L’initiative « 2X Challenge »
En Ouganda, que vous soyez un homme ou une femme, il peut être difficile d’obtenir des financements pour faire grandir et évoluer les petites entreprises. Les taux d’intérêt sont généralement élevés dans le pays et les durées des prêts ne sont pas suffisamment longues. C’est là qu’intervient l’UDBL en proposant des financements à des taux d’intérêt abordables. L’UDBL a pour mission d’aider le secteur privé ougandais à se développer.
Grâce à une nouvelle initiative intitulée « 2X Challenge », une attention particulière est désormais accordée à l’entrepreneuriat féminin.
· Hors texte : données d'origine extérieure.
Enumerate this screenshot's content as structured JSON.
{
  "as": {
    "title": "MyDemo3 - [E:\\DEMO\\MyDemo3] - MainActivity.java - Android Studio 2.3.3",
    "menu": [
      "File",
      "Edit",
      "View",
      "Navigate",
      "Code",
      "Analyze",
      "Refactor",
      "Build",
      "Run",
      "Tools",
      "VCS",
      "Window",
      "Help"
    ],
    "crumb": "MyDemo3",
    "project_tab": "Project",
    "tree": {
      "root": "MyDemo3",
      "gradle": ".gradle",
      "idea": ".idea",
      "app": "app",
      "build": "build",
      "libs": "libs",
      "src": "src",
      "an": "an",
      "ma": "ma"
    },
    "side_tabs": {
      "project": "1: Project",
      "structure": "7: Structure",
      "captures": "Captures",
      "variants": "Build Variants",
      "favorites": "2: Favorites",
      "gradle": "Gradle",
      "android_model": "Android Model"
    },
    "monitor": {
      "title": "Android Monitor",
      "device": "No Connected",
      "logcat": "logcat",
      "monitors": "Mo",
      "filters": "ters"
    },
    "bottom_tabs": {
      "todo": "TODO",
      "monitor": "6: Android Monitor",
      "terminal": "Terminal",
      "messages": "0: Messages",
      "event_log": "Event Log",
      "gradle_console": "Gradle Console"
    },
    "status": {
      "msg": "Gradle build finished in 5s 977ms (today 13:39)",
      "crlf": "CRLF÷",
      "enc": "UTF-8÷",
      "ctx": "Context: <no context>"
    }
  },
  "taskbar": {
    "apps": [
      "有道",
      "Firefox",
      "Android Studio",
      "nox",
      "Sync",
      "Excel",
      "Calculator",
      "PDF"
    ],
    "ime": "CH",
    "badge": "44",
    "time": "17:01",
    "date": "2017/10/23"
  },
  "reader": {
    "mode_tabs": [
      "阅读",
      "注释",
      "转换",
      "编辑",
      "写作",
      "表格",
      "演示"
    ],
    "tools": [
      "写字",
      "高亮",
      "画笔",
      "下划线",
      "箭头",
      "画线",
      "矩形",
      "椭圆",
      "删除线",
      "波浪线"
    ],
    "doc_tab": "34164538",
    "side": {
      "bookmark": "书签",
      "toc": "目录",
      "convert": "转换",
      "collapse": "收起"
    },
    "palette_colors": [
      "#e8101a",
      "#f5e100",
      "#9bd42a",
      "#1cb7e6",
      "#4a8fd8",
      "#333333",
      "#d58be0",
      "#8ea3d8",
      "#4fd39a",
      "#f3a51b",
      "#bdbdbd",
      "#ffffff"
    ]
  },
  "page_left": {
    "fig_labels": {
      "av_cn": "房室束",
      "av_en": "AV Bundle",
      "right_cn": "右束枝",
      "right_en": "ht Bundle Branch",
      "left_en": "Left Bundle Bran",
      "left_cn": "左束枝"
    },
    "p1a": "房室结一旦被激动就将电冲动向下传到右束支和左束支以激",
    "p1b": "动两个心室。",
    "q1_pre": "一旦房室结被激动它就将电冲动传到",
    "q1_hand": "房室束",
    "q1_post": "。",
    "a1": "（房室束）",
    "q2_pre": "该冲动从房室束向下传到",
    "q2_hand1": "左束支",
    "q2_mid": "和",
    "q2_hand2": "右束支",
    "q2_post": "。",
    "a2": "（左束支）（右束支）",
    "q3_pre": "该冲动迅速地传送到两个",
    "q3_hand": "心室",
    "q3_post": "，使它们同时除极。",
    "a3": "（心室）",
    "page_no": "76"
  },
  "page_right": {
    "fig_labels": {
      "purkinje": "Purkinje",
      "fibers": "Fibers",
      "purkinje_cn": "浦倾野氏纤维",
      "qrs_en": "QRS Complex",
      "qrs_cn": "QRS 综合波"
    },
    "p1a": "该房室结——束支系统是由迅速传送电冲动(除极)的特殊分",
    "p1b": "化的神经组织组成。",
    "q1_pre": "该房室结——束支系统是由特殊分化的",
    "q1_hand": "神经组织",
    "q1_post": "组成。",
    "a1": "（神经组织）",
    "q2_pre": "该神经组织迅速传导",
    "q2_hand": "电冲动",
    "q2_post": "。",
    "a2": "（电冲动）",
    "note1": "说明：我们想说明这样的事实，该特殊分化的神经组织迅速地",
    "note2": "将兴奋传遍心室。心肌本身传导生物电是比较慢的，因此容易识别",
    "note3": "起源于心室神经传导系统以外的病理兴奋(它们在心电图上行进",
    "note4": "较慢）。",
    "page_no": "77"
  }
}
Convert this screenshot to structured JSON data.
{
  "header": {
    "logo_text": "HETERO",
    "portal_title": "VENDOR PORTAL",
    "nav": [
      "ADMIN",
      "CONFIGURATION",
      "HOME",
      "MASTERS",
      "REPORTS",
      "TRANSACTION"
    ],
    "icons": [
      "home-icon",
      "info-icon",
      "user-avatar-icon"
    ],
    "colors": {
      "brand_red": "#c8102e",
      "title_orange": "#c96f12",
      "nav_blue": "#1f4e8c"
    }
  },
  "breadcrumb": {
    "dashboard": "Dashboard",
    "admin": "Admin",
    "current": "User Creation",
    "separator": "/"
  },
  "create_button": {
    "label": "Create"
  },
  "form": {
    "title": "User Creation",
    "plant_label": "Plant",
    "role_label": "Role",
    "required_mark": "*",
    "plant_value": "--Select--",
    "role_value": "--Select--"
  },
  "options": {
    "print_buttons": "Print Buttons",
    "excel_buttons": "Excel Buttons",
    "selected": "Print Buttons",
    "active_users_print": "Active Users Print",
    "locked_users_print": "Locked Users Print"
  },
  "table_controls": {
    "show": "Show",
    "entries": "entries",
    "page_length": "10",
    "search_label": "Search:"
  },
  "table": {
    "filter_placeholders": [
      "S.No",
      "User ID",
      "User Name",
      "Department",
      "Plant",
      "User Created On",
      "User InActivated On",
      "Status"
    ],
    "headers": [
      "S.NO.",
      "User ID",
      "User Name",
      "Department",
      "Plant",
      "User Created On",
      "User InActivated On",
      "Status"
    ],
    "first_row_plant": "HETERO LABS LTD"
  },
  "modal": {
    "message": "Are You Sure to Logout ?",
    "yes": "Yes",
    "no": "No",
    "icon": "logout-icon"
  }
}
L’initiative « 2X Challenge » est un engagement pris par les institutions de financement du développement de mobiliser 3 milliards de dollars d’investissements pour l’autonomisation économique des femmes d’ici la fin de 2020. L’objectif de l’initiative « 2X Challenge » est d’accompagner les femmes dans leur parcours d’entrepreneuses, de cheffes d’entreprise et d’employées, d’améliorer leurs conditions de vie et d’élargir le champ des possibilités qui s’offrent à elles.
C’est exactement à cette mission que répond la ligne de crédit octroyée à l’UDBL, en affectant au moins 30 % des ressources provenant d’une ligne de crédit ou d’un fonds d’investissement à des entreprises détenues ou dirigées par des femmes, dans le cadre d’un effort global visant à faire progresser l’égalité entre les sexes.
Changer les politiques pour prêter aux femmes
En fait, le financement des entreprises ayant une femme à leur tête exige une approche adaptée.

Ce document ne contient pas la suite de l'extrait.